Me: I’m not going to bet with you on that, because I would feel guilty taking your money when you have giant ticket to pay already.
[Police car is forced to switch lanes in order to avoid smashing into the vehicle in question, but drives by without stopping.]
Him: Okay, you lose. I’m going to the damn store.
Me: I still think you should move your car.
High-tech enforcement tools: So there’s this company called Paylock that makes all these neat-o parking enforcement tools. They make mobile license plate readers that automatically scan to see if a car has outstanding tickets, and then, once it identifies cars that haven’t paid, you can something called a “SmartBoot“, which is much lighter, and therefore easier to use than a normal boot, and then when they stick it on your car, instead of having to wait for someone to come remove it, you call in, pay your outstanding fees with a credit card over the phone, and then you get a code that you can use to unlock it yourself. They use them in Montgomery County, MD, New Orleans, Denver, and a whole bunch of other places. In Fredericksburg, VA, they even use it to collect delinquent property taxes.
Another high-tech parking enforcement tool, not mentioned in the report, is this neat thing called AutoChalk that they have in Santa Barbara, that uses, like, GPS and time-lapsed photographs and lasers to identify illegally or too-long parked cars.
Increased enforcement hours: 12 part-time parking enforcement staff would be hired to so we can extended ticketing hours from 5 AM to 10 PM. The City anticipates this would generate $1.3 million a year.
Extra string operations to ticket abusers of handicapped and disabled parking spaces.
Doubling the fine for illegal truck parking, from $122 to $250.
Raising meter rates: From the current $1.50/hour to $1.75/hour. This would bring in another $1.2 million each year.
Raising meter rates for peak hours: For the highest demand parking hours, 10:00 AM to 2:00 PM, the City would charge higher rates for metered parking, probably $3/hour (PDF), possibly more. $5/hour for peak hours in high-demand areas could generate $3.2 million in annual revenue, but it does seem like kind of a lot of money. We’d get an extra $2.3 million for $3/hour.
Extending meter hours: We could bring in another $1 million/year in revenue by making meters go until 8:00 PM instead of 6:00 PM.
Having meters work on Sundays: This could generate $780,000/year.
Adding new meters in commercial areas that don’t have them.

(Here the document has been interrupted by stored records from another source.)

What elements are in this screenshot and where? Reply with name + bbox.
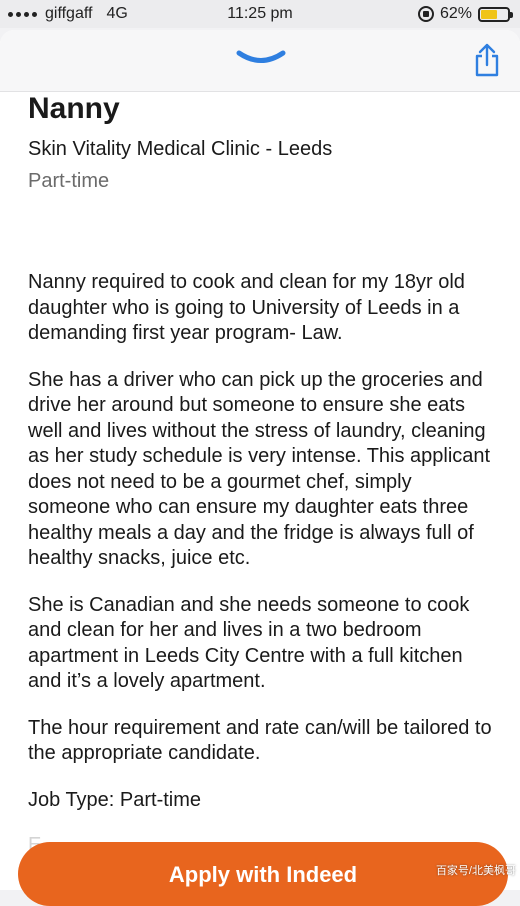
battery-percent: 62% (439, 5, 472, 22)
collapse-button[interactable] (233, 44, 289, 74)
job-summary: Nanny Skin Vitality Medical Clinic - Lee… (28, 92, 498, 193)
description-paragraph: Nanny required to cook and clean for my … (28, 271, 465, 344)
job-type-line: Job Type: Part-time (28, 788, 202, 811)
apply-button[interactable]: Apply with Indeed (18, 842, 508, 906)
job-description: Nanny required to cook and clean for my … (28, 270, 498, 853)
status-bar: giffgaff 4G 11:25 pm 62% (0, 0, 520, 28)
description-paragraph: She is Canadian and she needs someone to… (28, 593, 470, 693)
share-button[interactable] (470, 42, 504, 78)
description-paragraph: The hour requirement and rate can/will b… (28, 716, 492, 765)
watermark: 百家号/北美枫哥 (435, 865, 516, 877)
battery-icon (478, 6, 513, 22)
status-right: 62% (417, 0, 513, 28)
job-title: Nanny (28, 92, 120, 125)
sheet-header (0, 30, 520, 92)
company-location: Skin Vitality Medical Clinic - Leeds (28, 138, 333, 160)
share-icon (475, 43, 499, 77)
chevron-down-icon (236, 50, 286, 63)
employment-type: Part-time (28, 170, 110, 192)
description-paragraph: She has a driver who can pick up the gro… (28, 368, 491, 570)
apply-button-label: Apply with Indeed (168, 862, 358, 887)
rotation-lock-icon (417, 6, 434, 22)
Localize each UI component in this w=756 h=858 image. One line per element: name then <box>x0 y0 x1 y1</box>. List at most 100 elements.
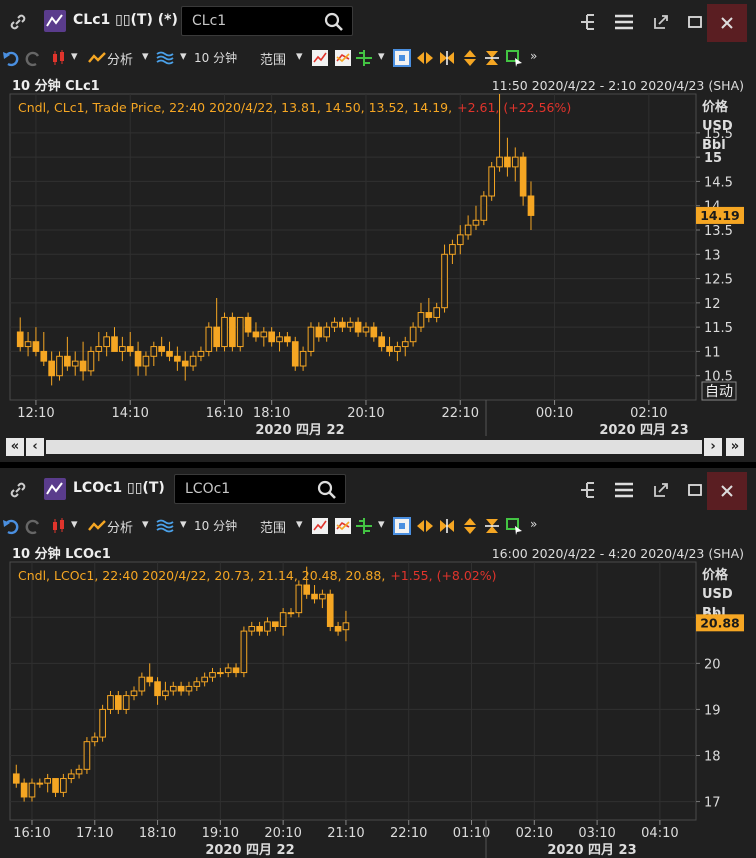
popout-icon[interactable] <box>649 478 673 502</box>
undo-icon[interactable] <box>2 517 20 535</box>
studies-dropdown-arrow[interactable]: ▾ <box>180 517 187 532</box>
scroll-right-button[interactable]: › <box>704 438 722 456</box>
close-button[interactable] <box>707 472 747 510</box>
candle <box>488 162 496 201</box>
redo-icon[interactable] <box>24 49 42 67</box>
scroll-first-button[interactable]: « <box>6 438 24 456</box>
axis-label-currency: USD <box>702 119 733 134</box>
analysis-menu[interactable]: 分析 <box>107 517 133 536</box>
studies-dropdown-arrow[interactable]: ▾ <box>180 49 187 64</box>
zoom-box-icon[interactable] <box>393 517 411 535</box>
y-tick-label: 12 <box>704 297 721 312</box>
candlestick-icon[interactable] <box>50 49 68 67</box>
maximize-icon[interactable] <box>683 478 707 502</box>
search-icon[interactable] <box>324 12 344 32</box>
x-tick-label: 12:10 <box>17 406 54 421</box>
crosshair-icon[interactable] <box>355 49 373 67</box>
zoom-vertical-icon[interactable] <box>483 49 501 67</box>
plot-area <box>9 561 697 821</box>
link-icon[interactable] <box>8 12 28 32</box>
pan-vertical-icon[interactable] <box>461 517 479 535</box>
pan-horizontal-icon[interactable] <box>416 49 434 67</box>
range-dropdown-arrow[interactable]: ▾ <box>296 49 303 64</box>
crosshair-icon[interactable] <box>355 517 373 535</box>
search-icon[interactable] <box>317 480 337 500</box>
candle-body <box>311 593 318 600</box>
candle <box>326 589 334 632</box>
scroll-track[interactable] <box>46 440 702 454</box>
crosshair-dropdown-arrow[interactable]: ▾ <box>378 517 385 532</box>
scroll-left-button[interactable]: ‹ <box>26 438 44 456</box>
last-price-badge: 20.88 <box>696 614 744 632</box>
menu-icon[interactable] <box>612 478 636 502</box>
zoom-vertical-icon[interactable] <box>483 517 501 535</box>
studies-icon[interactable] <box>156 517 174 535</box>
reset-zoom-icon[interactable] <box>505 49 523 67</box>
candle-body <box>193 681 201 687</box>
pan-horizontal-icon[interactable] <box>416 517 434 535</box>
more-tools-icon[interactable]: » <box>530 49 537 63</box>
interval-selector[interactable]: 10 分钟 <box>194 517 237 534</box>
line-chart-icon[interactable] <box>311 517 329 535</box>
more-tools-icon[interactable]: » <box>530 517 537 531</box>
candle-body <box>425 312 433 318</box>
candle-body <box>527 195 535 216</box>
scroll-last-button[interactable]: » <box>726 438 744 456</box>
candle-body <box>126 346 134 352</box>
candlestick-chart-lcoc1[interactable]: 1718192021 16:1017:1018:1019:1020:1021:1… <box>0 540 756 858</box>
pan-vertical-icon[interactable] <box>461 49 479 67</box>
candle-body <box>83 741 91 770</box>
candle-body <box>315 326 323 338</box>
range-selector[interactable]: 范围 <box>260 49 286 68</box>
analysis-icon[interactable] <box>88 49 106 67</box>
date-label-1: 2020 四月 22 <box>205 843 294 858</box>
studies-icon[interactable] <box>156 49 174 67</box>
range-selector[interactable]: 范围 <box>260 517 286 536</box>
candle-body <box>40 350 48 362</box>
date-label-2: 2020 四月 23 <box>599 423 688 436</box>
popout-icon[interactable] <box>649 10 673 34</box>
candle-body <box>480 195 488 221</box>
menu-icon[interactable] <box>612 10 636 34</box>
horizontal-scrollbar[interactable]: « ‹ › » <box>0 436 756 460</box>
candle <box>205 322 213 357</box>
candle-body <box>205 326 213 352</box>
analysis-dropdown-arrow[interactable]: ▾ <box>142 49 149 64</box>
close-button[interactable] <box>707 4 747 42</box>
candle <box>441 244 448 313</box>
analysis-dropdown-arrow[interactable]: ▾ <box>142 517 149 532</box>
hierarchy-icon[interactable] <box>577 478 601 502</box>
range-dropdown-arrow[interactable]: ▾ <box>296 517 303 532</box>
analysis-icon[interactable] <box>88 517 106 535</box>
candle-body <box>504 156 511 168</box>
undo-icon[interactable] <box>2 49 20 67</box>
candle-body <box>276 336 283 343</box>
compare-chart-icon[interactable] <box>334 517 352 535</box>
x-tick-label: 02:10 <box>630 406 667 421</box>
candlestick-icon[interactable] <box>50 517 68 535</box>
analysis-menu[interactable]: 分析 <box>107 49 133 68</box>
zoom-horizontal-icon[interactable] <box>438 49 456 67</box>
maximize-icon[interactable] <box>683 10 707 34</box>
candlestick-chart-clc1[interactable]: 10.51111.51212.51313.51414.51515.5 12:10… <box>0 72 756 436</box>
redo-icon[interactable] <box>24 517 42 535</box>
zoom-horizontal-icon[interactable] <box>438 517 456 535</box>
x-tick-label: 14:10 <box>111 406 148 421</box>
chart-type-dropdown-arrow[interactable]: ▾ <box>71 517 78 532</box>
ric-search-input[interactable]: CLc1 <box>181 6 353 36</box>
compare-chart-icon[interactable] <box>334 49 352 67</box>
crosshair-dropdown-arrow[interactable]: ▾ <box>378 49 385 64</box>
candle-body <box>75 768 83 775</box>
reset-zoom-icon[interactable] <box>505 517 523 535</box>
ohlc-info-values: Cndl, CLc1, Trade Price, 22:40 2020/4/22… <box>18 100 452 115</box>
candle-body <box>268 331 275 343</box>
link-icon[interactable] <box>8 480 28 500</box>
line-chart-icon[interactable] <box>311 49 329 67</box>
ric-search-input[interactable]: LCOc1 <box>174 474 346 504</box>
hierarchy-icon[interactable] <box>577 10 601 34</box>
candle-body <box>48 360 55 377</box>
interval-selector[interactable]: 10 分钟 <box>194 49 237 66</box>
chart-type-dropdown-arrow[interactable]: ▾ <box>71 49 78 64</box>
zoom-box-icon[interactable] <box>393 49 411 67</box>
last-price-value: 20.88 <box>700 615 740 630</box>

Extending the hours of City garages: Yes! It seems so ridiculous that we have all this car storage all over downtown that people simply cannot use when they go out at night, and then we act like there’s some kind of parking shortage. It’s also extremely annoying to people who perhaps think they’re going to be leaving in time, and then they spend a little bit longer at dinner than they anticipated, and BOOM! Their car is locked in the garage and they can’t get it out until the next day and then it costs them a freaking fortune. This totally happens. I know this one guy who is constantly getting his car locked in parking garages overnight, I can’t even imagine how much it’s cost him. Not to mention the cost of a cab to get home when you’re stuck downtown without a car.
Meters you can pay by cell phone: This seems completely unnecessary to me.
Anyway, here are some of the things the City is considering doing to get more revenue from parking.
Some of these changes will be part of the budget we’re about to adopt, and some clearly require more investigation before we’re ready to do them. More information about those will be coming to the Council in the fall.